Une salle de découpe pour les éleveurs
Qu’une salle de découpe uniquement destinée aux éleveurs qui pratiquent la vente directe voit le jour en Lot-et-Garonne n’est pas surprenant, au vu des espoirs de meilleure rémunération que suscite le circuit court. Le fait que ce projet soit financé par un boucher charcutier est plus étonnant. Laurent Sarrazin (c’est de lui qu’il s’agit) ne voit pourtant aucune incohérence dans sa démarche, lui qui possède deux boucheries à Lafitte-sur-Lot et à Port-Sainte-Marie.
« Je suis de ces bouchers qui vont encore acheter leurs bêtes en ferme, et j’ai bien vu, au travers des deux crises de 2000 et 2001, ESB et fièvre aphteuse, combien les éleveurs étaient désorientés, avaient du mal à vivre correctement de leur élevage dans les circuits traditionnels. Je me suis donc demandé si je ne pouvais pas faire quelque chose », se souvient-il.
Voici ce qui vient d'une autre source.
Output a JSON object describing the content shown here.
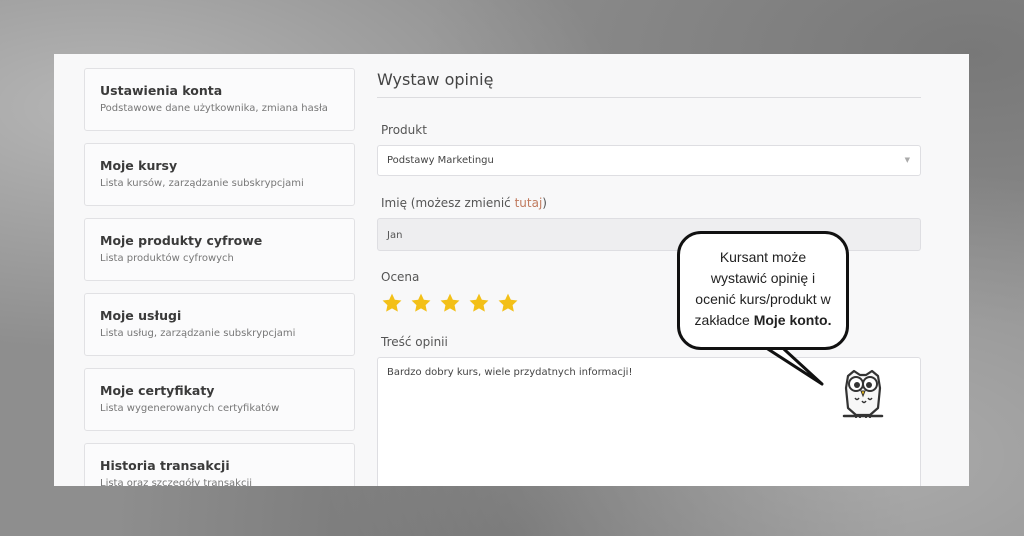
{
  "sidebar": {
    "items": [
      {
        "title": "Ustawienia konta",
        "desc": "Podstawowe dane użytkownika, zmiana hasła"
      },
      {
        "title": "Moje kursy",
        "desc": "Lista kursów, zarządzanie subskrypcjami"
      },
      {
        "title": "Moje produkty cyfrowe",
        "desc": "Lista produktów cyfrowych"
      },
      {
        "title": "Moje usługi",
        "desc": "Lista usług, zarządzanie subskrypcjami"
      },
      {
        "title": "Moje certyfikaty",
        "desc": "Lista wygenerowanych certyfikatów"
      },
      {
        "title": "Historia transakcji",
        "desc": "Lista oraz szczegóły transakcji"
      }
    ]
  },
  "form": {
    "heading": "Wystaw opinię",
    "product_label": "Produkt",
    "product_value": "Podstawy Marketingu",
    "name_label": "Imię (możesz zmienić ",
    "name_link": "tutaj",
    "name_label_end": ")",
    "name_value": "Jan",
    "rating_label": "Ocena",
    "rating_value": 5,
    "rating_max": 5,
    "content_label": "Treść opinii",
    "content_value": "Bardzo dobry kurs, wiele przydatnych informacji!"
  },
  "callout": {
    "line1": "Kursant może",
    "line2": "wystawić opinię i",
    "line3": "ocenić kurs/produkt w",
    "line4_prefix": "zakładce ",
    "line4_bold": "Moje konto."
  },
  "colors": {
    "star": "#f3c018",
    "link": "#c07a5e",
    "panel": "#f8f8f9"
  },
  "icons": {
    "caret": "chevron-down-icon",
    "star": "star-icon",
    "mascot": "owl-icon"
  }
}
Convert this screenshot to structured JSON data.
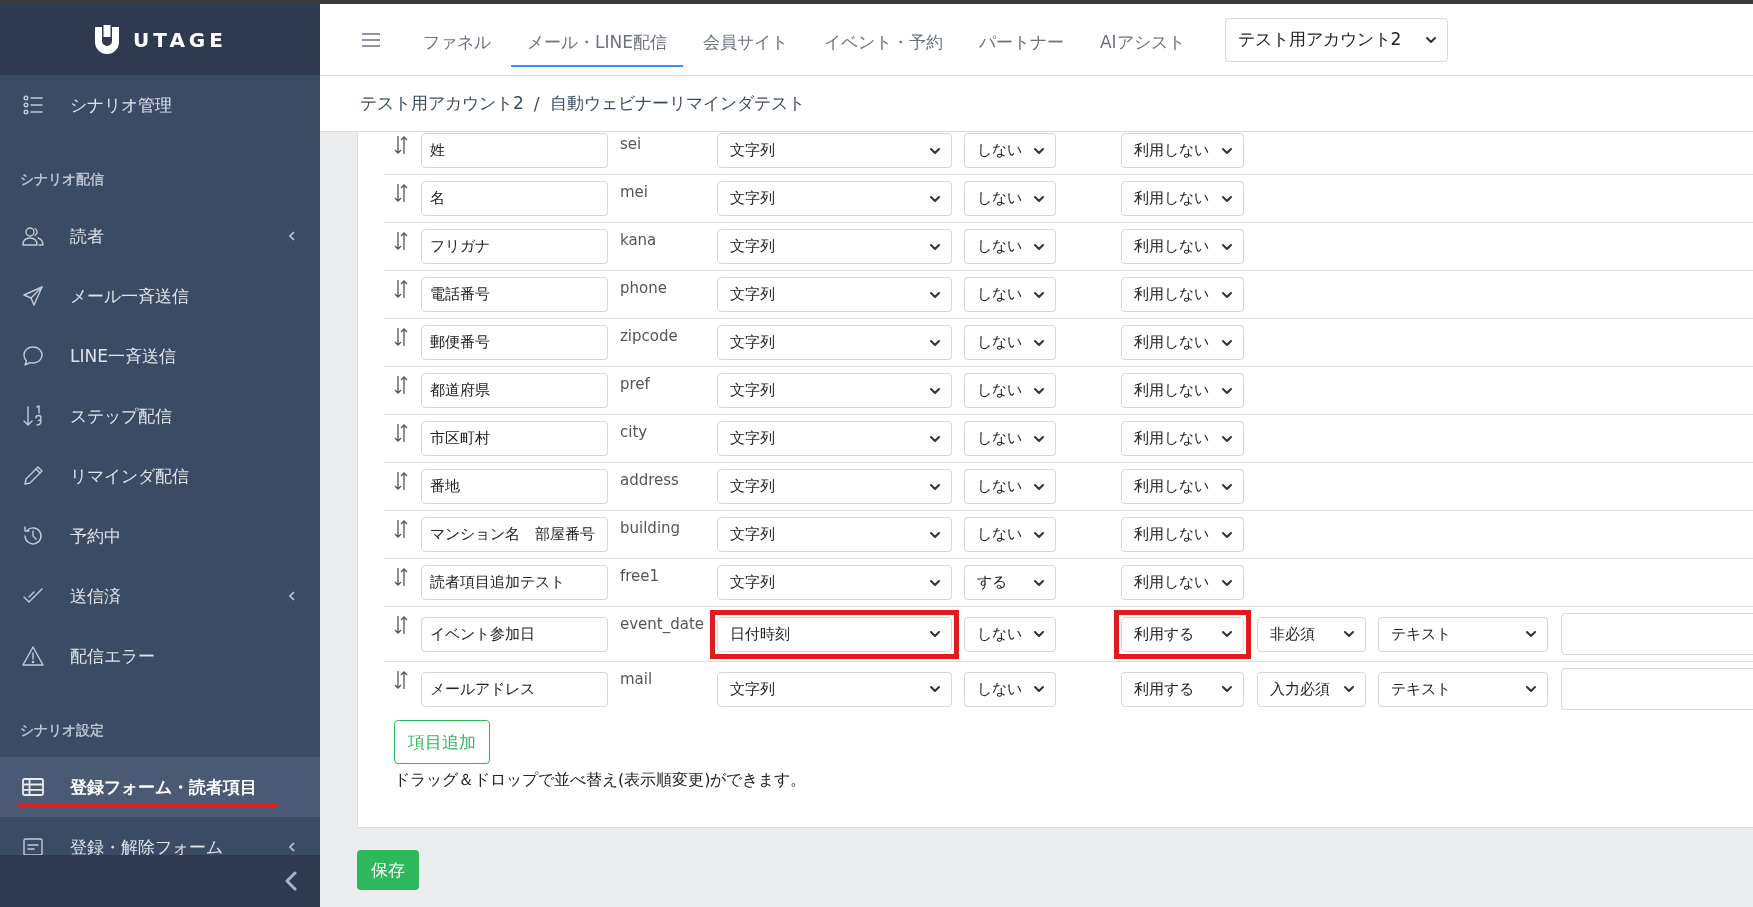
{
  "sidebar": {
    "logo_text": "UTAGE",
    "items": [
      {
        "kind": "item",
        "label": "シナリオ管理",
        "selected": false,
        "has_caret": false,
        "underlined": false
      },
      {
        "kind": "section",
        "label": "シナリオ配信",
        "selected": false,
        "has_caret": false,
        "underlined": false
      },
      {
        "kind": "item",
        "label": "読者",
        "selected": false,
        "has_caret": true,
        "underlined": false
      },
      {
        "kind": "item",
        "label": "メール一斉送信",
        "selected": false,
        "has_caret": false,
        "underlined": false
      },
      {
        "kind": "item",
        "label": "LINE一斉送信",
        "selected": false,
        "has_caret": false,
        "underlined": false
      },
      {
        "kind": "item",
        "label": "ステップ配信",
        "selected": false,
        "has_caret": false,
        "underlined": false
      },
      {
        "kind": "item",
        "label": "リマインダ配信",
        "selected": false,
        "has_caret": false,
        "underlined": false
      },
      {
        "kind": "item",
        "label": "予約中",
        "selected": false,
        "has_caret": false,
        "underlined": false
      },
      {
        "kind": "item",
        "label": "送信済",
        "selected": false,
        "has_caret": true,
        "underlined": false
      },
      {
        "kind": "item",
        "label": "配信エラー",
        "selected": false,
        "has_caret": false,
        "underlined": false
      },
      {
        "kind": "section",
        "label": "シナリオ設定",
        "selected": false,
        "has_caret": false,
        "underlined": false
      },
      {
        "kind": "item",
        "label": "登録フォーム・読者項目",
        "selected": true,
        "has_caret": false,
        "underlined": true
      },
      {
        "kind": "item",
        "label": "登録・解除フォーム",
        "selected": false,
        "has_caret": true,
        "underlined": false
      }
    ]
  },
  "nav": {
    "tabs": [
      {
        "label": "ファネル",
        "selected": false
      },
      {
        "label": "メール・LINE配信",
        "selected": true
      },
      {
        "label": "会員サイト",
        "selected": false
      },
      {
        "label": "イベント・予約",
        "selected": false
      },
      {
        "label": "パートナー",
        "selected": false
      },
      {
        "label": "AIアシスト",
        "selected": false
      }
    ],
    "account_select": "テスト用アカウント2"
  },
  "breadcrumb": {
    "items": [
      "テスト用アカウント2",
      "自動ウェビナーリマインダテスト"
    ],
    "separator": "/"
  },
  "fields": [
    {
      "name": "姓",
      "key": "sei",
      "type": "文字列",
      "type_highlighted": false,
      "column_4": "しない",
      "usage": "利用しない",
      "usage_highlighted": false
    },
    {
      "name": "名",
      "key": "mei",
      "type": "文字列",
      "type_highlighted": false,
      "column_4": "しない",
      "usage": "利用しない",
      "usage_highlighted": false
    },
    {
      "name": "フリガナ",
      "key": "kana",
      "type": "文字列",
      "type_highlighted": false,
      "column_4": "しない",
      "usage": "利用しない",
      "usage_highlighted": false
    },
    {
      "name": "電話番号",
      "key": "phone",
      "type": "文字列",
      "type_highlighted": false,
      "column_4": "しない",
      "usage": "利用しない",
      "usage_highlighted": false
    },
    {
      "name": "郵便番号",
      "key": "zipcode",
      "type": "文字列",
      "type_highlighted": false,
      "column_4": "しない",
      "usage": "利用しない",
      "usage_highlighted": false
    },
    {
      "name": "都道府県",
      "key": "pref",
      "type": "文字列",
      "type_highlighted": false,
      "column_4": "しない",
      "usage": "利用しない",
      "usage_highlighted": false
    },
    {
      "name": "市区町村",
      "key": "city",
      "type": "文字列",
      "type_highlighted": false,
      "column_4": "しない",
      "usage": "利用しない",
      "usage_highlighted": false
    },
    {
      "name": "番地",
      "key": "address",
      "type": "文字列",
      "type_highlighted": false,
      "column_4": "しない",
      "usage": "利用しない",
      "usage_highlighted": false
    },
    {
      "name": "マンション名　部屋番号",
      "key": "building",
      "type": "文字列",
      "type_highlighted": false,
      "column_4": "しない",
      "usage": "利用しない",
      "usage_highlighted": false
    },
    {
      "name": "読者項目追加テスト",
      "key": "free1",
      "type": "文字列",
      "type_highlighted": false,
      "column_4": "する",
      "usage": "利用しない",
      "usage_highlighted": false
    },
    {
      "name": "イベント参加日",
      "key": "event_date",
      "type": "日付時刻",
      "type_highlighted": true,
      "column_4": "しない",
      "usage": "利用する",
      "usage_highlighted": true,
      "requirement": "非必須",
      "input_type": "テキスト",
      "extra_field": true
    },
    {
      "name": "メールアドレス",
      "key": "mail",
      "type": "文字列",
      "type_highlighted": false,
      "column_4": "しない",
      "usage": "利用する",
      "usage_highlighted": false,
      "requirement": "入力必須",
      "input_type": "テキスト",
      "extra_field": true
    }
  ],
  "add_button": "項目追加",
  "hint": "ドラッグ＆ドロップで並べ替え(表示順変更)ができます。",
  "save_button": "保存"
}
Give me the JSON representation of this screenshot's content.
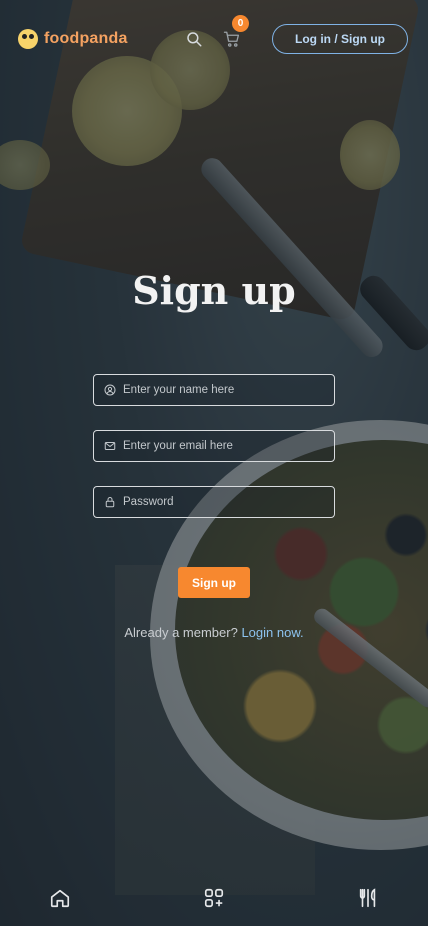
{
  "header": {
    "logo_text": "foodpanda",
    "cart_count": "0",
    "login_label": "Log in / Sign up"
  },
  "main": {
    "title": "Sign up",
    "fields": {
      "name_placeholder": "Enter your name here",
      "email_placeholder": "Enter your email here",
      "password_placeholder": "Password"
    },
    "submit_label": "Sign up",
    "member_text": "Already a member?",
    "login_link": "Login now."
  },
  "icons": {
    "search": "search-icon",
    "cart": "cart-icon",
    "user": "user-icon",
    "email": "mail-icon",
    "lock": "lock-icon",
    "home": "home-icon",
    "categories": "grid-plus-icon",
    "restaurants": "utensils-icon"
  },
  "colors": {
    "accent": "#f7882f",
    "link": "#8dc3ef",
    "brand": "#f4a261"
  }
}
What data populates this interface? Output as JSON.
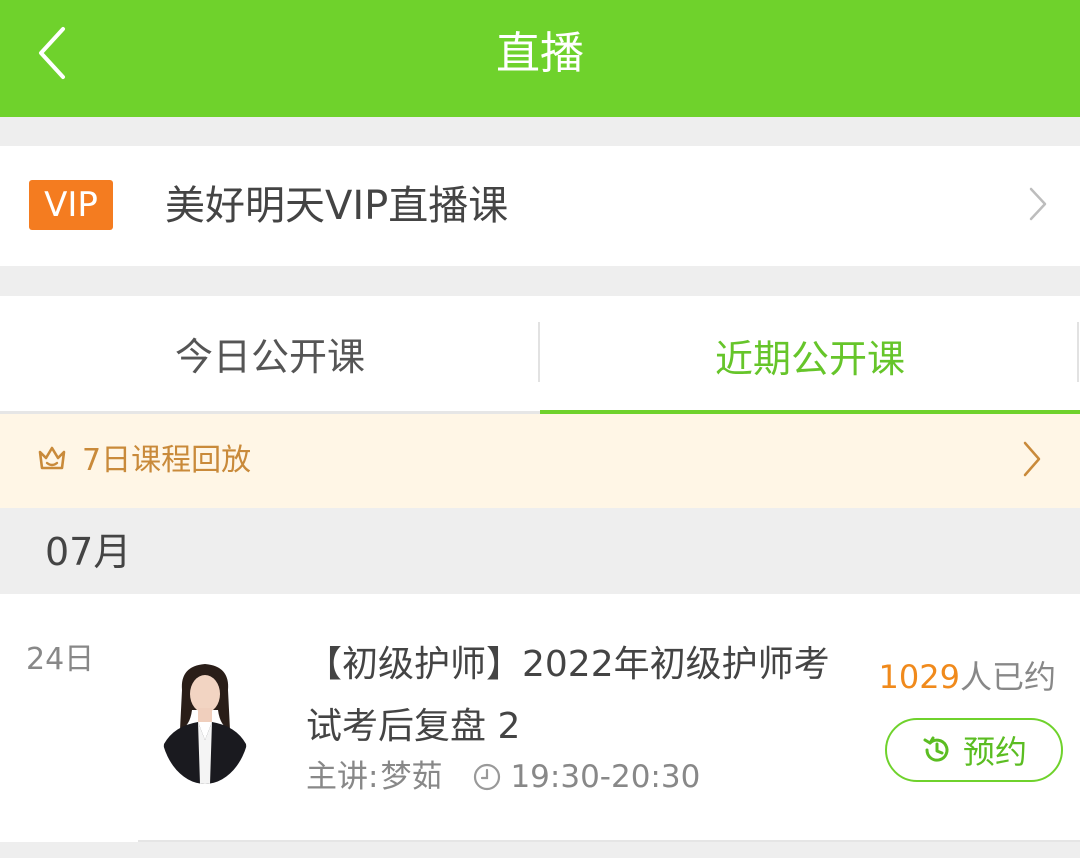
{
  "header": {
    "title": "直播",
    "back_icon": "chevron-left-icon",
    "color": "#6fd22c"
  },
  "vip": {
    "badge": "VIP",
    "title": "美好明天VIP直播课",
    "badge_color": "#f47c20"
  },
  "tabs": [
    {
      "label": "今日公开课",
      "active": false
    },
    {
      "label": "近期公开课",
      "active": true
    }
  ],
  "replay": {
    "label": "7日课程回放",
    "icon": "crown-icon",
    "color": "#c98a3a"
  },
  "month": "07月",
  "courses": [
    {
      "day": "24日",
      "title": "【初级护师】2022年初级护师考试考后复盘 2",
      "teacher_label": "主讲:",
      "teacher": "梦茹",
      "time": "19:30-20:30",
      "count": "1029",
      "count_suffix": "人已约",
      "button_label": "预约",
      "button_icon": "history-clock-icon"
    }
  ]
}
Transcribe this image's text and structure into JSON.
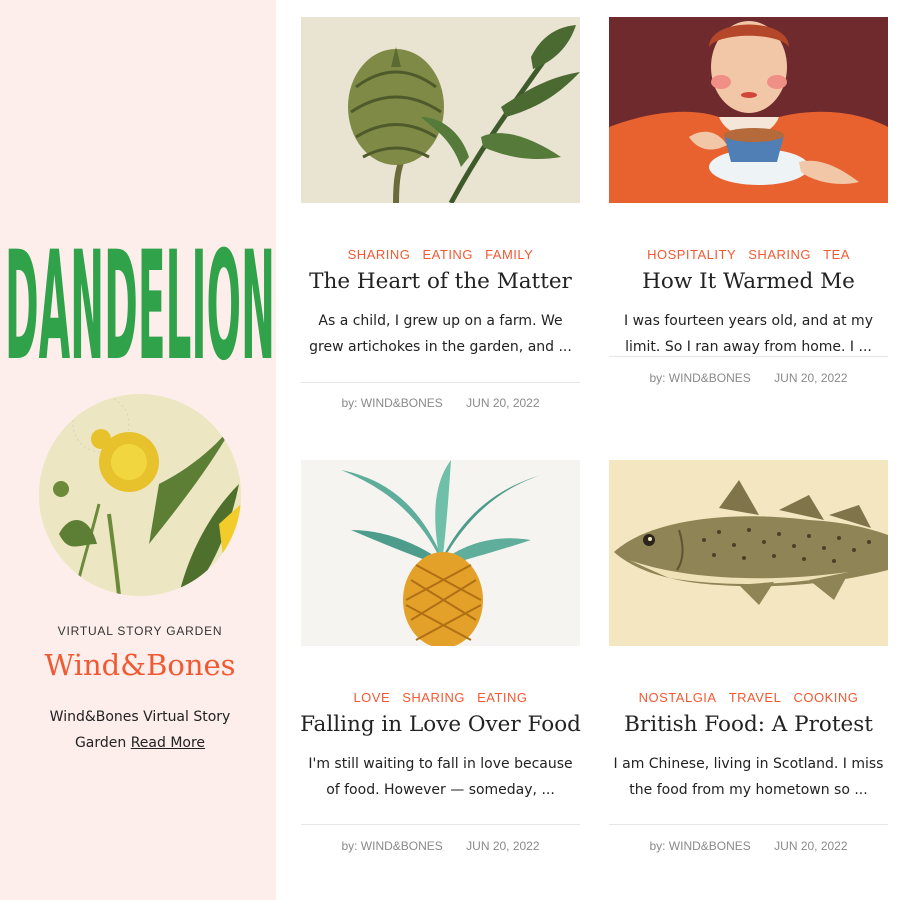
{
  "sidebar": {
    "logo": "DANDELION",
    "logo_color": "#2fa24a",
    "avatar_image": "dandelion-botanical-illustration",
    "kicker": "VIRTUAL STORY GARDEN",
    "site_title": "Wind&Bones",
    "description": "Wind&Bones Virtual Story Garden",
    "read_more": "Read More",
    "background": "#fdeeeb"
  },
  "accent_color": "#f05a33",
  "posts": [
    {
      "image": "artichoke-botanical-illustration",
      "tags": [
        "SHARING",
        "EATING",
        "FAMILY"
      ],
      "title": "The Heart of the Matter",
      "excerpt": "As a child, I grew up on a farm. We grew artichokes in the garden, and ...",
      "author": "by: WIND&BONES",
      "date": "JUN 20, 2022"
    },
    {
      "image": "woman-drinking-tea-illustration",
      "tags": [
        "HOSPITALITY",
        "SHARING",
        "TEA"
      ],
      "title": "How It Warmed Me",
      "excerpt": "I was fourteen years old, and at my limit. So I ran away from home. I ...",
      "author": "by: WIND&BONES",
      "date": "JUN 20, 2022"
    },
    {
      "image": "pineapple-botanical-illustration",
      "tags": [
        "LOVE",
        "SHARING",
        "EATING"
      ],
      "title": "Falling in Love Over Food",
      "excerpt": "I'm still waiting to fall in love because of food. However — someday, ...",
      "author": "by: WIND&BONES",
      "date": "JUN 20, 2022"
    },
    {
      "image": "cod-fish-illustration",
      "tags": [
        "NOSTALGIA",
        "TRAVEL",
        "COOKING"
      ],
      "title": "British Food: A Protest",
      "excerpt": "I am Chinese, living in Scotland. I miss the food from my hometown so ...",
      "author": "by: WIND&BONES",
      "date": "JUN 20, 2022"
    }
  ]
}
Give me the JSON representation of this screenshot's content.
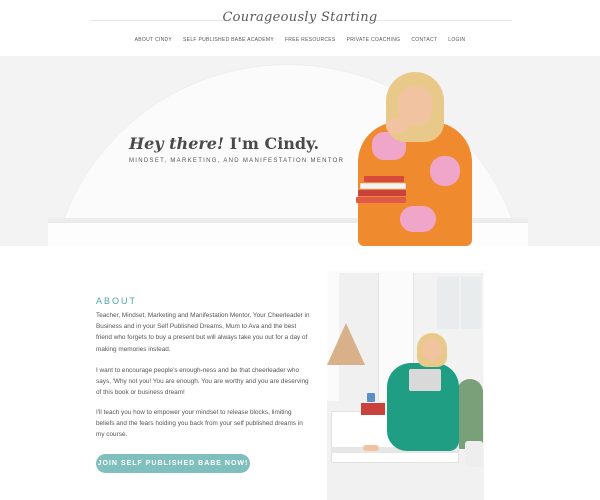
{
  "header": {
    "logo_text": "Courageously Starting",
    "nav": [
      {
        "label": "ABOUT CINDY"
      },
      {
        "label": "SELF PUBLISHED BABE ACADEMY"
      },
      {
        "label": "FREE RESOURCES"
      },
      {
        "label": "PRIVATE COACHING"
      },
      {
        "label": "CONTACT"
      },
      {
        "label": "LOGIN"
      }
    ]
  },
  "hero": {
    "greeting": "Hey there!",
    "name_text": "I'm Cindy.",
    "subtitle": "MINDSET, MARKETING, AND MANIFESTATION MENTOR"
  },
  "about": {
    "heading": "ABOUT",
    "paragraphs": [
      "Teacher, Mindset, Marketing and Manifestation Mentor, Your Cheerleader in Business and in your Self Published Dreams, Mum to Ava and the best friend who forgets to buy a present but will always take you out for a day of making memories instead.",
      " I want to encourage people's enough-ness and be that cheerleader who says, 'Why not you! You are enough. You are worthy and you are deserving of this book or business dream!",
      "I'll teach you how to empower your mindset to release blocks, limiting beliefs and the fears holding you back from your self published dreams in my course."
    ],
    "cta_label": "JOIN SELF PUBLISHED BABE NOW!"
  },
  "colors": {
    "accent": "#4aa5b0",
    "button": "#7fbfbd"
  }
}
Un voyage dans le Tarn, où la vente directe de viande bovine existe depuis 20 ans et est aujourd’hui relativement organisée autour d’une salle de découpe aux volumes impressionnants, et le boucher Lot-et-Garonnais est suffisamment convaincu pour se lancer. Après les tourments liés au choix du terrain, il a fini par réussir à trouver asile au Temple-sur-Lot où il a construit un atelier pour 600 000 euros d’investissements.
30 éleveurs et 8 salariés
Ouvert en février dernier, cet outil a déjà séduit une trentaine d’éleveurs et huit salariés ont été embauchés. « Un tiers des éleveurs qui recourent à nos services étaient déjà engagés en vente directe, les autres débutent justement parce qu’ils ont la possibilité de faire découper leurs carcasses à proximité », ajoute Laurent Sarrazin.
L’entreprise offre en effet une prestation de service qui peut se révéler complète, depuis l’enlèvement de la bête dans l’étable jusqu’à la découpe, pour 1,6 à 1,9 euro du kilo de carcasse. « Ce sont les éleveurs qui viennent faire les colis et nous leur louons un véhicule frigorifique pour qu’ils puissent livrer leurs clients dans les meilleures conditions». Si les trois quarts des carcasses découpés au Temple-sur-Lot sont actuellement des bovins, l’atelier travaille toutes les espèces à « quatre pattes », le porc qui est cuisiné de fond en comble, les ovins, et même les sangliers…
De moins en moins de bouchers traditionnels
Pour les bovins, 80 % de la carcasse est valorisée en morceaux à griller ou à rôtir, la plus grande partie des avants étant transformée en steaks hachés sauf les morceaux à pot-au-feu ou bourguignon.
Aujourd’hui, Laurent Sarrazin essaye de convaincre de nouveaux éleveurs, de Dordogne ou de Gironde par exemple, d’avoir recours à ses services, tout en continuant de gérer ses deux boucheries. Et ne voit pas d’incohérence, ni de concurrence pour la boucherie traditionnelle dans cette activité. « Il ne faut pas se voiler la face, il y a de moins en moins de bouchers traditionnels, les grandes surfaces se tournent vers les viandes d’importation, et il y a toujours autant de vaches grasses à valoriser !» Il permet aussi qu’elles ne soient plus valorisées « sous le manteau ».